Le 8 janvier 1713, décédait à Rome l'un des violonistes et compositeurs les plus influents de l'époque baroque, Arcangelo Corelli.
Corelli illustre en effet mieux que personne l'épanouissement de l'art du violon et toute son œuvre y est consacré.
Né en 1653 à Fusignano en Italie, Arcangelo est le cinquième enfant d'une famille aisée de propriétaires terriens. A l'âge de treize ans, il part à Bologne étudier le violon avec deux célèbres violonistes Leonardo Brugnoli et Giovanni Benvenuti dans la prestigieuse Academia Filarmonica.
Se fixant à Rome dès 1775, il est repéré grâce à ses qualités de violoniste virtuose. Placé sous le patronage de mécènes influents comme la Reine Christine de Suède, Corelli profite d'un mode de vie aisé pour parfaire son écriture musicale et composer.

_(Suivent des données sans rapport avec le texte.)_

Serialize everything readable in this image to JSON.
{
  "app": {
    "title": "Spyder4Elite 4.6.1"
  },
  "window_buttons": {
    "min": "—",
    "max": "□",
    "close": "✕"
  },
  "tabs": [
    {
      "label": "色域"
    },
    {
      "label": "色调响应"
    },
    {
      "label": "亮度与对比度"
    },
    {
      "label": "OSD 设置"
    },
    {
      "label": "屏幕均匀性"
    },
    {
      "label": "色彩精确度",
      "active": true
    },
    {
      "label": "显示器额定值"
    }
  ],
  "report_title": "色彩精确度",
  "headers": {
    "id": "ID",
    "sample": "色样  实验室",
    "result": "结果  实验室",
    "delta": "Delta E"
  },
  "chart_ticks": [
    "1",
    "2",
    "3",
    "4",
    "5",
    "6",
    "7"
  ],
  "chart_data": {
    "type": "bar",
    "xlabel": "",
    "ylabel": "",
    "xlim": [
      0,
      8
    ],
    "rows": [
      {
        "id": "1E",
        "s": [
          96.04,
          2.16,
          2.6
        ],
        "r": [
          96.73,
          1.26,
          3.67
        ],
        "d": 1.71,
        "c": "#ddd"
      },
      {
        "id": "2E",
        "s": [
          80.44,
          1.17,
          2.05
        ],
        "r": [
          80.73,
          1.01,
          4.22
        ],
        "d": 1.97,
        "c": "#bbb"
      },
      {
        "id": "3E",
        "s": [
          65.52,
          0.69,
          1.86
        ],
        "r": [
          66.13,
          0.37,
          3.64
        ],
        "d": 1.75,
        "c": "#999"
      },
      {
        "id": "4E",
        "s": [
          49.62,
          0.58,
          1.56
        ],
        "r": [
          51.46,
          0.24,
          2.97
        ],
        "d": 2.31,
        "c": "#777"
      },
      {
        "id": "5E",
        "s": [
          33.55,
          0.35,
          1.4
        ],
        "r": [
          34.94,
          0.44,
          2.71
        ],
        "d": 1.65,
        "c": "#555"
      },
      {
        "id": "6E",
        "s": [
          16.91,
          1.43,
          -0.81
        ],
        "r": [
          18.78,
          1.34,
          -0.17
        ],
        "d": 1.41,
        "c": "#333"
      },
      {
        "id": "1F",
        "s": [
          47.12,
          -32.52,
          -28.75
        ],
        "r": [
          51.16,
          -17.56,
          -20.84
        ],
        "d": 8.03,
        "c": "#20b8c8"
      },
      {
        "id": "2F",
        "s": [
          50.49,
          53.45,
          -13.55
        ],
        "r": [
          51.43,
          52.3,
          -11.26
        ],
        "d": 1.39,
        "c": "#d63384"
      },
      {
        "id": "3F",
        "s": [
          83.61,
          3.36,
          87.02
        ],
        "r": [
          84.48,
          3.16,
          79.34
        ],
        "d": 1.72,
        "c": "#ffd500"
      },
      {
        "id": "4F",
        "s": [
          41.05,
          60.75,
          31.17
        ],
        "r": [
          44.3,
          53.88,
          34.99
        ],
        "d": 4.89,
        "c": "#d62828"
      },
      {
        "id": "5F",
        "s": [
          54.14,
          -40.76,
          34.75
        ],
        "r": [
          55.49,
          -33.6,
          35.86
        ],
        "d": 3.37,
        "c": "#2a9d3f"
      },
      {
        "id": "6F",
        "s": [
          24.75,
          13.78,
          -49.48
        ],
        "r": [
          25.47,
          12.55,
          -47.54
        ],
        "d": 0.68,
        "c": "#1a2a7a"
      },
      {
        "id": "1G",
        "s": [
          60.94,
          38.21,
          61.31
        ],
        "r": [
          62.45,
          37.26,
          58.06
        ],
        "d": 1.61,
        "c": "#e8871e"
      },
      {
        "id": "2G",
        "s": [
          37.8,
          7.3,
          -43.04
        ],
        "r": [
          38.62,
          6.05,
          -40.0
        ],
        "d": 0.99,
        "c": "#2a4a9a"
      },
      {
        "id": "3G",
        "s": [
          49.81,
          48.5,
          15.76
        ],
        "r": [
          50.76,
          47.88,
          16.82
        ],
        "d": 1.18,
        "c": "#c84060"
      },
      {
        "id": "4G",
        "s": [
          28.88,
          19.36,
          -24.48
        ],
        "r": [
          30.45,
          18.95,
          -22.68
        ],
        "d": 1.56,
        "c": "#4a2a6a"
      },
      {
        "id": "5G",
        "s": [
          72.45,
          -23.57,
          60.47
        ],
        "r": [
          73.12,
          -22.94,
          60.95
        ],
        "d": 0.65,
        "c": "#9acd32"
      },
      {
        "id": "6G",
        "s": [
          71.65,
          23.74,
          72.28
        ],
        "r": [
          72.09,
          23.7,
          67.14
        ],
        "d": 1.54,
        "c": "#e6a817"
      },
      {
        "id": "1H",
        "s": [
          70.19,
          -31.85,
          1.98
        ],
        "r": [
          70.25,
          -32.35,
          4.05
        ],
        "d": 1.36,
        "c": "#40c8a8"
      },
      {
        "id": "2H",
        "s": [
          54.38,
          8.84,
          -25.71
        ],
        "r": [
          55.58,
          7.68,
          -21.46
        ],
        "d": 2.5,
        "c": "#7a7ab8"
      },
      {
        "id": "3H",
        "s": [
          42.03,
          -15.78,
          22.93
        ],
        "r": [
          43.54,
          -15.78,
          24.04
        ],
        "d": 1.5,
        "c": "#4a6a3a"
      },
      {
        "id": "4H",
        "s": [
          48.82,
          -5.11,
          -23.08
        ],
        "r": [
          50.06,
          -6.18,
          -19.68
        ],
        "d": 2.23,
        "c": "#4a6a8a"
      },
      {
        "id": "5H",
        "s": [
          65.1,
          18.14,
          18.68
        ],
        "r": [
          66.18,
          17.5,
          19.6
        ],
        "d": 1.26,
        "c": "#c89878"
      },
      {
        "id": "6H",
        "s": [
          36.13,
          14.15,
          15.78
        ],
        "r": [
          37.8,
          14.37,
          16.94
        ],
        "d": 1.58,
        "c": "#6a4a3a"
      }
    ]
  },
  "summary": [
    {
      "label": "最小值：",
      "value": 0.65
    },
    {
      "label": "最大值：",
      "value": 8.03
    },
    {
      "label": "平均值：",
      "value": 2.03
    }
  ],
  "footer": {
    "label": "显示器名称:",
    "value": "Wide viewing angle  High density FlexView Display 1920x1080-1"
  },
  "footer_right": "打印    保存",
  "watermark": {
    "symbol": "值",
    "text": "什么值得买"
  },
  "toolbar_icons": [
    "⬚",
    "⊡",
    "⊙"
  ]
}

Si l’influence de Corelli est considérable sur la musique du XVIIIème siècle, sa musique d’une beauté sans égal est un exemple d’équilibre et de pureté. Il fut à la fois l’initiateur et le diffuseur de formes nouvelles, comme la sonate à trois ou le concerto grosso (concerto à plusieurs instruments concertants ou concerto pour orchestre) ainsi qu’un des fondateurs majeurs de la technique de violon “moderne”. Un violon qui chez Corelli ne recherche pas une virtuosité démonstrative comme parfois chez Vivaldi, mais qui requiert excellence et inspiration par ses subtiles techniques d’ornementation.
La production d'Arcangelo Corelli est peu abondante puisque toutes ses compositions se résument en six numéros d'opus comprenant chacun 12 œuvres, mais il porte à l'excellence les jeux de la sonate à trois, dans quatre séries de recueil, publiés entre 1681 et 1694.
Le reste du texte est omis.